At the current stage and rate of the crisis, the trucker shortage will soon make the priest shortage look more manageable. And there is little hope of restoring order to the blocked supply chain over time, or with overtime, or with adding another competitor in the last mile step of the chain.


The solution? Here are three practical steps.

  1. Tax excessive (global) transportation to reflect its externalities, especially pollution and carbon. To have the Pacific transit of a pair of $150, cheap labor athletic shoes cost about a nickel makes no sense in any sense of the word, with foreign labor and global shipping so negligible. This leads to second step.

  2. Bring more manufacturing onshore, despite likely to be higher labor costs, to create jobs (and tax revenue) for those sitting out the economy now and to eliminate twenty to thirty days of delay in the supply chain.

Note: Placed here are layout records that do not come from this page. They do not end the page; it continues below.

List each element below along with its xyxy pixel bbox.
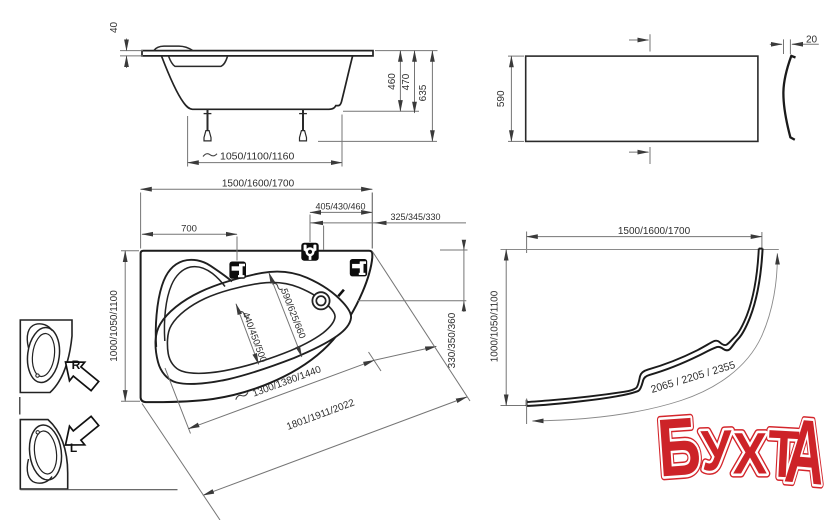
svg-text:У: У: [700, 419, 734, 483]
svg-text:40: 40: [109, 21, 120, 33]
svg-text:405/430/460: 405/430/460: [315, 202, 365, 212]
svg-text:700: 700: [181, 224, 197, 235]
svg-text:1000/1050/1100: 1000/1050/1100: [109, 290, 120, 362]
svg-text:1500/1600/1700: 1500/1600/1700: [618, 226, 691, 237]
svg-text:1500/1600/1700: 1500/1600/1700: [222, 179, 295, 190]
svg-text:20: 20: [806, 35, 818, 46]
svg-text:1000/1050/1100: 1000/1050/1100: [490, 290, 501, 362]
svg-text:1050/1100/1160: 1050/1100/1160: [220, 150, 295, 162]
svg-text:590: 590: [496, 90, 507, 107]
svg-text:R: R: [72, 358, 81, 372]
svg-text:L: L: [70, 441, 77, 455]
svg-text:Б: Б: [655, 400, 704, 495]
svg-text:Х: Х: [733, 421, 768, 486]
svg-text:330/350/360: 330/350/360: [447, 312, 458, 368]
svg-text:460: 460: [387, 73, 398, 90]
svg-text:635: 635: [418, 84, 429, 101]
svg-text:325/345/330: 325/345/330: [390, 212, 440, 222]
svg-text:470: 470: [401, 73, 412, 90]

  3. Encourage and direct more people -- starting with otherwise college-bound yet unprepared-for-college high school graduates -- to taking practical and well-paid service jobs, such as port facility or UPS employees, while also increasing the compensation (and reducing expensive turnover) for those workers in the lower-paid part of the supply chain, starting with long-haul truckers who pay the price of delays in the supply chain. The Biden idea of subsidies, stimuli, "build back better," and immigration policies makes it very attractive for American citizens to withdraw from work and for poorly educated and low-skilled immigrants to come to America; the clear solution is more Americans working and more reasons for immigrants to apply their motivation to creating wealth in their home economy, rather than to make remittances from the USA one of the largest parts of some Latin American economies.

I am a proponent of the free market and competition, yet I know and I have seen the chaos and destruction that comes from completely unfettered actions by some actors in the market and the supply chain. No one wins with a cost or price war. Prices need to reflect the costs to reach the customer, just as wages need to reflect the cost of turnover. If jobs are so simple that they can be automated, then do that. Yet, if skilled workers are valuable, then turnover has to be reduced. If work conditions are such that people can't take on the job for long, then the work conditions have to be improved; churning employees is a losing proposition.